Get the party started! Wine Spectator‘s mega-event kick-off to Vinitaly, Opera Wine, is a feel-good event that showcases Italy’s Top 100 wines (which for some reason, this year were 107!) Maybe because it was the 7th annual Opera Wine?
The event sported an oddly American stars-and-stripes theme. Crank up the volume, because this blog post has a soundtrack, and it’s not what you’re thinking…
A lot goes into the selection and presentation of Italy’s best wines; this morning we heard about the blind tasting selection process from a panel including Wine Spectator’s Bruce Sanderson and Alison Napjus, both experts on Italy. That’s Vinitaly’s Stevie Kim presenting.
Bruce Sanderson covers Tuscany and Piedmont, the heavy hitting big red regions known for Brunello and Barolo (in that order), and Alison Napjus covers the rest of Italy. Some life, huh? Wine journalists shape opinions and tastes, inform and communicate; it’s a big job, but someone’s got to do it, right?

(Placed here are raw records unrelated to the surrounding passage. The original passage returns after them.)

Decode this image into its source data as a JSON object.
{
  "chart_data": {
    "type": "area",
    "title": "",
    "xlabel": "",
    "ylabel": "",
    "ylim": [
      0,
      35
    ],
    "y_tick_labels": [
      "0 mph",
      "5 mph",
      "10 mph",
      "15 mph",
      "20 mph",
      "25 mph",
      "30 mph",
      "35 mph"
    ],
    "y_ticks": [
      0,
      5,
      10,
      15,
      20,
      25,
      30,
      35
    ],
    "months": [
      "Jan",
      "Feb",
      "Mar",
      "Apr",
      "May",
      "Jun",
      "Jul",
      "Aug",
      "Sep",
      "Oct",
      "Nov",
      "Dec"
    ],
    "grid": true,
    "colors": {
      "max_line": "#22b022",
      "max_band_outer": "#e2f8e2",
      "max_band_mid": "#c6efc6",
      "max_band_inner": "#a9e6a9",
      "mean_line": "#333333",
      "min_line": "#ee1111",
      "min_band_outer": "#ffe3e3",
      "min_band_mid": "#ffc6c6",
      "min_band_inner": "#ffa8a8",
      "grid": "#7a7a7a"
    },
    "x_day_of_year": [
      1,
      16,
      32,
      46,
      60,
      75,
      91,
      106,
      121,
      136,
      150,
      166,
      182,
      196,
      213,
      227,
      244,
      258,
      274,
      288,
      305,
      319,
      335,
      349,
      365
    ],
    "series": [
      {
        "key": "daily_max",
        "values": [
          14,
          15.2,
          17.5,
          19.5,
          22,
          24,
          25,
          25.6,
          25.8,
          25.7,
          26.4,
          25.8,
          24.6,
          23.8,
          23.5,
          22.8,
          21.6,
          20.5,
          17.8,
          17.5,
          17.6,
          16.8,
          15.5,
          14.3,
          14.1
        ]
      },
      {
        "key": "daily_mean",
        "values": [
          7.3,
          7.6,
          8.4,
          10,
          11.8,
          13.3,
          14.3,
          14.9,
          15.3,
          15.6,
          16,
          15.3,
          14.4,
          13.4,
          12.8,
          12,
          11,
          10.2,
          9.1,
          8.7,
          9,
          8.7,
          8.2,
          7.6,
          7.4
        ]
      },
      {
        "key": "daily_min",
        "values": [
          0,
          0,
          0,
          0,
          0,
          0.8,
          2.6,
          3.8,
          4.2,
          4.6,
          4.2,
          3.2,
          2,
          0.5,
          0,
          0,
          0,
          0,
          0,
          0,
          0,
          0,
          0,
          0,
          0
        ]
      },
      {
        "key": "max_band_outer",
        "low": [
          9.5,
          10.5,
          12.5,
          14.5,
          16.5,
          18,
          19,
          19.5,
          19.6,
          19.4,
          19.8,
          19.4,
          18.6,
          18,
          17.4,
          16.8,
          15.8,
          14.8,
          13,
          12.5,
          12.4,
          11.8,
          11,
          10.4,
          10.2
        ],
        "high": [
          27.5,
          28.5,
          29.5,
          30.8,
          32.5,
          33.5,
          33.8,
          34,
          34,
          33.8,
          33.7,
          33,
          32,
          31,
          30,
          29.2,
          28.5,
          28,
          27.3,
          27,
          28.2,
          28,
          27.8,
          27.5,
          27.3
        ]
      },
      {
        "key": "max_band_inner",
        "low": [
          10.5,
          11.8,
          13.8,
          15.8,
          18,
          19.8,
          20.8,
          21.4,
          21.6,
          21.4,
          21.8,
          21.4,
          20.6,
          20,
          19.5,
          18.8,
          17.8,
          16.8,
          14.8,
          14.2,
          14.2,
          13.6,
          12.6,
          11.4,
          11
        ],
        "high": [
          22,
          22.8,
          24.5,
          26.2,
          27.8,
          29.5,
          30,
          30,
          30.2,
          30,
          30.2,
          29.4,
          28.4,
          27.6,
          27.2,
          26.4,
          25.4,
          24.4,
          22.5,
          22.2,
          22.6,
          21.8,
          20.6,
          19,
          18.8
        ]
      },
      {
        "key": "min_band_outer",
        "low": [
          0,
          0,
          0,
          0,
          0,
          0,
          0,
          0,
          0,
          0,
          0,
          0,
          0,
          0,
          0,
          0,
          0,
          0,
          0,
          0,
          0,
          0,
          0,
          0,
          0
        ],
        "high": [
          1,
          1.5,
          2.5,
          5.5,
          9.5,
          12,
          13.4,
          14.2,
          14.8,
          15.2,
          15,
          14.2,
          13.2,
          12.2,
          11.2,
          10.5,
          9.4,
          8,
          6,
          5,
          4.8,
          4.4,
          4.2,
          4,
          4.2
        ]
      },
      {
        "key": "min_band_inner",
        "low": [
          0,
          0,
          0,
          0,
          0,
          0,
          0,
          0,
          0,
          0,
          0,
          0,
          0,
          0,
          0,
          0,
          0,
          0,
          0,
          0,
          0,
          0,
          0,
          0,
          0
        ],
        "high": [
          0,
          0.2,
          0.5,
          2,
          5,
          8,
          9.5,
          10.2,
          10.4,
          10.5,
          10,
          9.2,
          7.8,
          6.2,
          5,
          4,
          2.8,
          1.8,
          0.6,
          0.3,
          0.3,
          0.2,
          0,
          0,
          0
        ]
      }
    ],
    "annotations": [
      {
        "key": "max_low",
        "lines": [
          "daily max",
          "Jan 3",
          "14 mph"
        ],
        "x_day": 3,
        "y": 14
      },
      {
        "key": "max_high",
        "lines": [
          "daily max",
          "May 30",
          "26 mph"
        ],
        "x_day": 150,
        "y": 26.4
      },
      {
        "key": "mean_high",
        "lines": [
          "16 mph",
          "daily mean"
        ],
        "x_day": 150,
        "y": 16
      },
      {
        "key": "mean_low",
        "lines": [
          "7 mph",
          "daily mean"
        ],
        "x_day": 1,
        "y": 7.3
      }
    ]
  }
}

After the presentations and explanations, people get down to the serious business of tasting.
Held in the Palazzo della Gran Guardia, one can meet the producers who are there to let you sip their chosen wine. In the days to come, in the more spacious pavilions of the Verona Fairgrounds, one can try the whole range of wines each winery makes. For me, it was a day to talk with women producers, from Daria Garofoli (Le Marche region), Valentina Argiolas (Sardinia) and the lovely ladies from Tenuta San Guido. Yes, that is a magnum of Sassicaia.

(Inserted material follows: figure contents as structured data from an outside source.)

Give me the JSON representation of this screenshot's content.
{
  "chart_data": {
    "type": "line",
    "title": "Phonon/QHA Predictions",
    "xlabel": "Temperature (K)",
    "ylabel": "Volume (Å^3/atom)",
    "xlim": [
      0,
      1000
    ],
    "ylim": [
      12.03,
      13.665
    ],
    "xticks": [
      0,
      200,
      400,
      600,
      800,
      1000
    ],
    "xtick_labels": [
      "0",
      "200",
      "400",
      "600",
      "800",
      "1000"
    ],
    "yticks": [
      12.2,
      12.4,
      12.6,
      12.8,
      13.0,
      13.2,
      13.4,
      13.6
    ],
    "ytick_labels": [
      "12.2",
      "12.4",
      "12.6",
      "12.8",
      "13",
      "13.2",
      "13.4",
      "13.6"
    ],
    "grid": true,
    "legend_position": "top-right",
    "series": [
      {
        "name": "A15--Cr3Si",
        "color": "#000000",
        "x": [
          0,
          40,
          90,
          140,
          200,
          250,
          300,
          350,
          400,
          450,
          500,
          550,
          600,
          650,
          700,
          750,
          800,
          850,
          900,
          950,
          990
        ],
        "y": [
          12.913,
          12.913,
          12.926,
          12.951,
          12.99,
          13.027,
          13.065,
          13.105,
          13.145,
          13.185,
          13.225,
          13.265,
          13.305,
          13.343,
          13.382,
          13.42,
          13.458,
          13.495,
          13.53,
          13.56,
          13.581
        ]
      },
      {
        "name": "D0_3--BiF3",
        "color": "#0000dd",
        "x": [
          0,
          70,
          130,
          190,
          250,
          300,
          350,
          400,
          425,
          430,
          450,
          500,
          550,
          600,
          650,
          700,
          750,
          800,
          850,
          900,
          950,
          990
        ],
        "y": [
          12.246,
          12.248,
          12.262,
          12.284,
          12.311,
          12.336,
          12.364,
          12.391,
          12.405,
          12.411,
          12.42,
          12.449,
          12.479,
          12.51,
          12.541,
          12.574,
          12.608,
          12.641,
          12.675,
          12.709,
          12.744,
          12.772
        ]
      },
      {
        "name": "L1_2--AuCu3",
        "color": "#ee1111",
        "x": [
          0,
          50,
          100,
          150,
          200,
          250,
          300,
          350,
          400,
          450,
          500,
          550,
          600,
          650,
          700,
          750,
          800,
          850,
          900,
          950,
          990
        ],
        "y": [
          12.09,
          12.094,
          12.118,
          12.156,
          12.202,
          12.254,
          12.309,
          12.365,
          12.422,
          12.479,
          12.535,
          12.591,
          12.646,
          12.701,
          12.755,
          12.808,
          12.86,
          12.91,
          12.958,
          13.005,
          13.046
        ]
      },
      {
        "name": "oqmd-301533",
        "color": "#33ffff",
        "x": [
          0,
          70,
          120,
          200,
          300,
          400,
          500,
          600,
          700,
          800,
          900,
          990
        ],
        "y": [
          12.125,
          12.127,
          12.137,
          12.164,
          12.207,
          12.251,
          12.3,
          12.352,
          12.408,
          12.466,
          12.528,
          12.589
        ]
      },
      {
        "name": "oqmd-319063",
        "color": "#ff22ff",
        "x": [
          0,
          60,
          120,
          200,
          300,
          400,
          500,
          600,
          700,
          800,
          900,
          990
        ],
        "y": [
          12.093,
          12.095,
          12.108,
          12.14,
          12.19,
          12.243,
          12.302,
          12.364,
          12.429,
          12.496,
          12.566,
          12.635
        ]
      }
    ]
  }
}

This evening’s gala dinner on the eve of the fair’s official inauguration includes an awards ceremony: the International Vinitaly Award was being presented to Marco Caprai of the Arnaldo Caprai winery in Umbria, for having brought a renaissance to the Sagrantino wine of Montefalco (see our post from February), and for outstanding work in ecology (the Green Revolution) and wine tourism.

The American side of this prize went to Gina Gallo of the famed Italian American winemaking family. Who doesn’t remember Ernesto and Julio Gallo those great pioneers of the California wine scene? Gina spoke with emotion and great pride about her family’s work, and their ties to their Italian roots. Gallo is not only the largest exporter of California wine, but also an importer/distributor. And again on the ecological side, Gallo helped develop and implement the Code of Sustainable Wine Growing Practices.

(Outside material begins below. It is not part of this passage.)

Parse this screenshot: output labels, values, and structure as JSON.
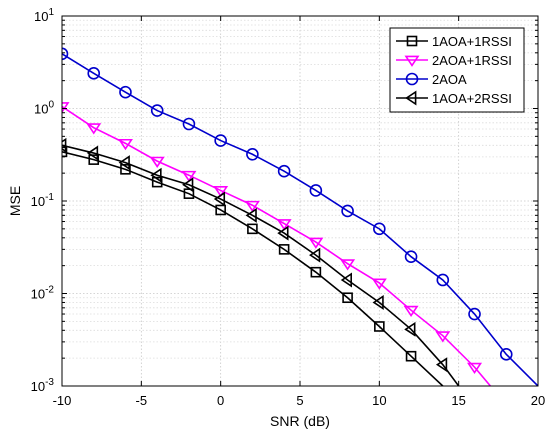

I told you I was interested in talking to women producers today. On the left, the famous French actress and model, Carole Bouquet, who makes a mean Passito di Pantelleria. On the right, José Rallo of Donnafugata, perhaps Sicily’s best known winery, maker of the scrumptious Ben Ryé Passito di Pantelleria. That Zibibbo grape just keeps on giving… More anon about Zibibbo and other Italian native grape varieties as we keep reporting, live from Verona!
Welcome to Vinitaly 2018! Cin-cin!
It looks as though EVERYONE is GLOWING and enjoying all the good tastes!!!